Я с любопытством взглядываю на обладателя затейных брюк и необыкновенного органа. Я слышал, что нижегородские статистики, работая в Семеновском уезде, где население преимущественно кормится лесными промыслами, открыли особый род занятий, называемый «волчьим». «Волк» — это человек, не имеющий ни хозяйства, ни постоянного ремесла… Зимой он перебивается в городе по-ночлежным домам… С весной, когда вскроются реки, солнце отогреет землю и леса оденутся листвой, — волка потянет за Волгу, в леса. Здесь ему не с чем взяться за настоящую самостоятельную работу, а из чужих рук мешает и гордость, и привычка к дикой независимости. И вот он путается по родным лесам, охотится или ловит рыбу, или просто хищничает по мелочи, где может.
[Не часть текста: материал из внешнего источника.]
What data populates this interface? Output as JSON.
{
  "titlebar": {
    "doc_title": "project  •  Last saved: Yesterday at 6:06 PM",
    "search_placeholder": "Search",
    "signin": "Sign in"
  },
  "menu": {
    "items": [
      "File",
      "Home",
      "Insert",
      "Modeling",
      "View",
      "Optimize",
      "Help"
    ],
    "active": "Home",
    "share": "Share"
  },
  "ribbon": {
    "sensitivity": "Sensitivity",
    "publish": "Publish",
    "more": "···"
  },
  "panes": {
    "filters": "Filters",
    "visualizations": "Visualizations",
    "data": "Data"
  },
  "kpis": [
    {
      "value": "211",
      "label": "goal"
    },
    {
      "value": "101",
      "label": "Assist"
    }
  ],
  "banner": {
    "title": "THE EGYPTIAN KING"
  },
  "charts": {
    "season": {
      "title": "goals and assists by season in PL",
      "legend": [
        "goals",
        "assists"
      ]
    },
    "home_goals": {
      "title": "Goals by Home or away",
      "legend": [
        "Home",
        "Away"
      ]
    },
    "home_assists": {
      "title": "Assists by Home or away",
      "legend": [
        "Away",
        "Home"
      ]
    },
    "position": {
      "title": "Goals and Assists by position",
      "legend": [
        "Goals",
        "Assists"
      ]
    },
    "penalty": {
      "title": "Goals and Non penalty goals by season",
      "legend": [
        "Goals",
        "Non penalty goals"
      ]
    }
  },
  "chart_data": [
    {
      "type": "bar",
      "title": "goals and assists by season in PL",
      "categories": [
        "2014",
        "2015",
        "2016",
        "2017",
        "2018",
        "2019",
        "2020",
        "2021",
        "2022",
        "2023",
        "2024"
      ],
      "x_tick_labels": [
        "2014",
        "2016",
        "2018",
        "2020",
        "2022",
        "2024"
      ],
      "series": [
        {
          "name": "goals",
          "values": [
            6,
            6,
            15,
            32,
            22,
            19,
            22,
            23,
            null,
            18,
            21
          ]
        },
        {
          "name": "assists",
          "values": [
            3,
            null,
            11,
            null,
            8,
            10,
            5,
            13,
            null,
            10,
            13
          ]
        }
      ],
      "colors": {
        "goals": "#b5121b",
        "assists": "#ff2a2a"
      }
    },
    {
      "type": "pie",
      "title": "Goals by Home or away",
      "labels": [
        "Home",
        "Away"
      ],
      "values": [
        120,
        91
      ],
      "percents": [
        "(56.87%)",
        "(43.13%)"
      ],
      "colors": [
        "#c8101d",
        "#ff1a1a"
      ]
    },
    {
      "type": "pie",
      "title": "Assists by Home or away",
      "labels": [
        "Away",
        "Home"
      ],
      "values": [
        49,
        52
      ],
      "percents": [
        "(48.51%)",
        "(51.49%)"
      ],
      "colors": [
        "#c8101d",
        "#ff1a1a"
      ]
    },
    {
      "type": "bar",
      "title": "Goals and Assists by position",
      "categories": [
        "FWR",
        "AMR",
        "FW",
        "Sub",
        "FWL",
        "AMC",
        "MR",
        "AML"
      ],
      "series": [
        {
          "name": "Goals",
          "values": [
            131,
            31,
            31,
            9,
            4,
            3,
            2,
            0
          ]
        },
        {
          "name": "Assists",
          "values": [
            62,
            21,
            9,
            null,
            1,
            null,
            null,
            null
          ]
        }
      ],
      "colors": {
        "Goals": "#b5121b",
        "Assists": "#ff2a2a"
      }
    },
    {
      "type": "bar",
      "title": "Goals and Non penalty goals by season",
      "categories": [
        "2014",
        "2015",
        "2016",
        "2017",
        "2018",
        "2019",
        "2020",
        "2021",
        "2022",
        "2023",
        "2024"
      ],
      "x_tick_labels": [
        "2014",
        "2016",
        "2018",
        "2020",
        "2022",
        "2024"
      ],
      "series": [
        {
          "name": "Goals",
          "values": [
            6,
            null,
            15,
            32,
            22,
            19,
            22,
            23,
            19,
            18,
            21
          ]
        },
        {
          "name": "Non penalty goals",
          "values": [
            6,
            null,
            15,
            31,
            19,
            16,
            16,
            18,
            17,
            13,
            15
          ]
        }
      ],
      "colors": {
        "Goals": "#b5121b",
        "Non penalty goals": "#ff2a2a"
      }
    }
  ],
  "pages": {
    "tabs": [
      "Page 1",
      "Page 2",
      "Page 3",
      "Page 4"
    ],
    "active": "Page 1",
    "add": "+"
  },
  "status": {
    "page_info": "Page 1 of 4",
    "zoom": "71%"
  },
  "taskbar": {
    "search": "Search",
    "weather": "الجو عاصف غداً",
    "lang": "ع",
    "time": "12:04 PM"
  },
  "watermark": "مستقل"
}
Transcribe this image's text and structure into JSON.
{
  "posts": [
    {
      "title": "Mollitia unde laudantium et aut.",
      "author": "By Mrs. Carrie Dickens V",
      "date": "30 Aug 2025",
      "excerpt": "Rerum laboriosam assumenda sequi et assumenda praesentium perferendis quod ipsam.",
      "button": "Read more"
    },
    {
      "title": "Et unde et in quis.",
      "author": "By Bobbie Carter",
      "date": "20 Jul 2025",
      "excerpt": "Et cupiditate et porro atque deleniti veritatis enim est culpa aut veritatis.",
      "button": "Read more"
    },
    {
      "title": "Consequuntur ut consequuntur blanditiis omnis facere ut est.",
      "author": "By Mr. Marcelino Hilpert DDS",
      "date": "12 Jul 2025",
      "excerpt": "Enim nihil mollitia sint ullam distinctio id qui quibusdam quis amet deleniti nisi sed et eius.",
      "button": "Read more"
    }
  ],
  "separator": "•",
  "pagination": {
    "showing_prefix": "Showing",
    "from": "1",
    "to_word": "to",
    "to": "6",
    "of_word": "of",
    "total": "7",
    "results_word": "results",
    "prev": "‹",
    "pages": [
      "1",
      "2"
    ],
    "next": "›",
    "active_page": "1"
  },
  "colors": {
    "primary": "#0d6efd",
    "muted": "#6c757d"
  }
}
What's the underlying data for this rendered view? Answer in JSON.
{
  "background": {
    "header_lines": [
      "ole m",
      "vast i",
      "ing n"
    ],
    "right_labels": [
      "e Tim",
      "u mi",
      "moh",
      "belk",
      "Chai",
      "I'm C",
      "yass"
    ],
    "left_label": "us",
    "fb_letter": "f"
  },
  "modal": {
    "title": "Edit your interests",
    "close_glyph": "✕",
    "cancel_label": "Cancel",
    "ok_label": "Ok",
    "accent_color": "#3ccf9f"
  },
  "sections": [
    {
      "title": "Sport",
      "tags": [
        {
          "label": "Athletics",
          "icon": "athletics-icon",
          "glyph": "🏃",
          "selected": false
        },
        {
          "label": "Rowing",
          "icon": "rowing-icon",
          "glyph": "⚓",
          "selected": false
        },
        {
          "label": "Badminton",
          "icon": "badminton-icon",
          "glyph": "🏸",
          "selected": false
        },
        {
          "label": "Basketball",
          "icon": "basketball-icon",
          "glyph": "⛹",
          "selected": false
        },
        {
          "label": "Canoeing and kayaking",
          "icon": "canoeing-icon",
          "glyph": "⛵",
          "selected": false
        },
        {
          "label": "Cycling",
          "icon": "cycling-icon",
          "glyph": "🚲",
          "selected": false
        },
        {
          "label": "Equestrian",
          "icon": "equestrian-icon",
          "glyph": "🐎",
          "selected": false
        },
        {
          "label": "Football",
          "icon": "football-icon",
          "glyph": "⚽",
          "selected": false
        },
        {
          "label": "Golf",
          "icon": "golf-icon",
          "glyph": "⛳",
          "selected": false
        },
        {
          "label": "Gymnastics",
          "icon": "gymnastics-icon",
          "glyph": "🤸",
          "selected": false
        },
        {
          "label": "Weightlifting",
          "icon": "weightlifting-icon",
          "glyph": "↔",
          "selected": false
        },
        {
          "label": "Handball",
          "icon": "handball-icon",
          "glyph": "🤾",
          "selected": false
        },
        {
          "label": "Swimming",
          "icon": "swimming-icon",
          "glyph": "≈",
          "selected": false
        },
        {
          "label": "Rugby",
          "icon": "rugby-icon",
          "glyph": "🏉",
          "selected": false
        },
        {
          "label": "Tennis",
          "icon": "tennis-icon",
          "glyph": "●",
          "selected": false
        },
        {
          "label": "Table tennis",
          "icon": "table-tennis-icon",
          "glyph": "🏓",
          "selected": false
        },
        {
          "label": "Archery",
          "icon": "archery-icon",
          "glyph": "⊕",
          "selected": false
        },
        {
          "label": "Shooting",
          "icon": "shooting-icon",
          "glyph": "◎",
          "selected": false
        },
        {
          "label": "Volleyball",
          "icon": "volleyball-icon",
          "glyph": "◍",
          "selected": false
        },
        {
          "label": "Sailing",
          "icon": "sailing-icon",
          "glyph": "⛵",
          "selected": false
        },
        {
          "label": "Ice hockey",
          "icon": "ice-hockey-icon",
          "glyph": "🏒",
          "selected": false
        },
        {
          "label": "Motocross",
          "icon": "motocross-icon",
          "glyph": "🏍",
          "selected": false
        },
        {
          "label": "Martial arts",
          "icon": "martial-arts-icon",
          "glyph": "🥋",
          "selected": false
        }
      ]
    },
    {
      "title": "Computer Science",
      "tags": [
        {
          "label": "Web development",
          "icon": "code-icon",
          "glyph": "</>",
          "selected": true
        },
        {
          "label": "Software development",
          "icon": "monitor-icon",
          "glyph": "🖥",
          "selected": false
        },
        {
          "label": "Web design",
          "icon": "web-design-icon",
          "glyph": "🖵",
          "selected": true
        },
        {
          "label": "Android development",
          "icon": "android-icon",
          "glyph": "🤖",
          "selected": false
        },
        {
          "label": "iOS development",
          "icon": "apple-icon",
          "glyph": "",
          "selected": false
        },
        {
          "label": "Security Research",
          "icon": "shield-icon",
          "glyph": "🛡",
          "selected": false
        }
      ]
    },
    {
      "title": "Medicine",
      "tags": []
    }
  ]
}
— Какой я вам волк, — обижается субъект с букетами на коленках. И, обратясь ко мне доверчивым тоном городского жителя к сотоварищу, он пояснил:
— Я, господин, — временно… Собственно для заработку… В артель вкупиться…
— В «золотую-те роту»… — насмешливо вставил один из бурлаков. — Ну, Ефрем, сказывай, а ты… Нечего тут.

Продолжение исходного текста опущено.